The Ceragon team added: “​​While there is more work to be done, we are excited about the progress we are making and our outlook for the future. With the strength of our core business, combined with our new growth initiatives and supply chain normalisation, we expect to drive revenue of $325m to $345m in the full year 2023, and are targeting revenue of approximately $500m and gross margins of at least 34% to 36% within the next five years.” 

That’s quite a big step up from the $300m to $315m in revenues expected this year, so there was a get-out-of-jail clause included in the statement: “Our guidance is, of course, subject to potential downsides and upsides as we continue to address supply chain challenges facing the industry.” In other words, please keep $500m in mind but don’t hold us to it…

Aviat then upped the ante with a few corporate jabs, issuing a statement on 10 August that cited a report from independent proxy advisory firm Institutional Shareholder Services (ISS) as being critical of the Ceragon board’s passive approach and Ceragon’s “track record of underperformance.” It also claimed that ISS recommended the removal of two Ceragon board members. "We are pleased that ISS recognises the need for boardroom change at Ceragon to ensure an independent evaluation of strategic alternatives, including Aviat's acquisition proposal," noted Aviat’s Smith in the statement. "We believe, however, that the fastest path to a premium transaction lies in not just removing two of Ceragon's entrenched directors, but also removing ALL THREE of the targeted directors, and electing our highly qualified director nominees to independently consider value creation opportunities.”

Interestingly, at the same time, Ceragon was also citing ISS, which doesn’t appear to be particularly enamoured with either party. Ceragon noted in its statement that ISS “recommends that shareholders vote AGAINST all of Aviat’s nominees,” and that ISS noted that the Aviat takeover offer “lacks the certainty seen in typical M&A proxy contests.
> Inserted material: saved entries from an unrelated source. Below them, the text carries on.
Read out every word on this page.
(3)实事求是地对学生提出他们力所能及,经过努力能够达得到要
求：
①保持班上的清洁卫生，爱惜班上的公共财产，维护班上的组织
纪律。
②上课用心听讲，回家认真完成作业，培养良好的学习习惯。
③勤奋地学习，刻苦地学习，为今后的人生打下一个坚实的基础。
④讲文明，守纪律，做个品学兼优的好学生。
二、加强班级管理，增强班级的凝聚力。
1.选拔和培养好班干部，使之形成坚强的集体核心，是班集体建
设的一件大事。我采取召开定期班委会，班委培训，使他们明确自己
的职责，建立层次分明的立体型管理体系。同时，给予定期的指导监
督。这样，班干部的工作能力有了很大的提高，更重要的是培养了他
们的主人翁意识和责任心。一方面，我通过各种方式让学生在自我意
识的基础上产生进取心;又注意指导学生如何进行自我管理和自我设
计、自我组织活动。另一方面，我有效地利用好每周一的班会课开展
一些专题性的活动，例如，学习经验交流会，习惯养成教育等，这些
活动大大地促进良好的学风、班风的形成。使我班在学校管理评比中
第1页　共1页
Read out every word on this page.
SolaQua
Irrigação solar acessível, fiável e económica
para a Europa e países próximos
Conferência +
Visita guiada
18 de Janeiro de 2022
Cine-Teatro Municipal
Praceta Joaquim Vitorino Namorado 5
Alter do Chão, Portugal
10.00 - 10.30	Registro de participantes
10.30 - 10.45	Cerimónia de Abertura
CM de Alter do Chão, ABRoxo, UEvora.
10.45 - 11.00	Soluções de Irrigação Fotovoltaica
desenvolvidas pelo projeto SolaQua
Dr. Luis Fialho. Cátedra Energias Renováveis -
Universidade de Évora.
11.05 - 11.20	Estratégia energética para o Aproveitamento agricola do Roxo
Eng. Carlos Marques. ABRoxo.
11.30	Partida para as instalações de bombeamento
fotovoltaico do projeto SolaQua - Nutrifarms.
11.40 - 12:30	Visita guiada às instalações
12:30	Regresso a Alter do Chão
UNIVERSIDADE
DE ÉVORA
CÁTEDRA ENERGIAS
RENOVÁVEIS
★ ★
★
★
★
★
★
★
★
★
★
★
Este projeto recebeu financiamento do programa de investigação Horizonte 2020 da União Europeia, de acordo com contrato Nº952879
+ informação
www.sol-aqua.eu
This is also a sizeable transaction for the bidder, so concerns regarding its ability to close are not completely unfounded.” 

Ouch!

What has made matters worse for Ceragon during this tussle with Aviat is that it has been without a chief financial officer – its previous CFO, Ran Vered, quit in March and left in May to join a non-telecom business software developer. 

The company has now named Ronen Stein as its new CFO, though he doesn’t start until 21 September, almost a month after the shareholders’ meeting that is set to be quite lively. Stein has “extensive experience in mergers and acquisitions in diverse industries, leading transactions from both sides of the table,” which will make him a very handy person to have on board as the Aviat tussle is likely to be ongoing for a while yet, whatever the outcome of the upcoming meeting.

He also has industry experience, having most recently been the CFO at fixed wireless access technology developer Siklu. Ceragon says Stein will “provide financial and strategic leadership and planning to help accelerate Ceragon’s business momentum and deliver profitable growth.” But he’ll only get to prove himself if Aviat’s takeover attempt is unsuccessful.

In the meantime, the mobile operator customers of both Aviat and Ceragon, of which there are many for both, are likely not best pleased at such important suppliers spending so much time, effort and attention on a corporate battle that will not be helping them focus on meeting customers’ needs – both have wireless backhaul products that play an important role in the data transport segments of 5G as well as 4G networks. The operators will be hoping the saga is over soon and that they don’t have to step in and collectively knock some heads together.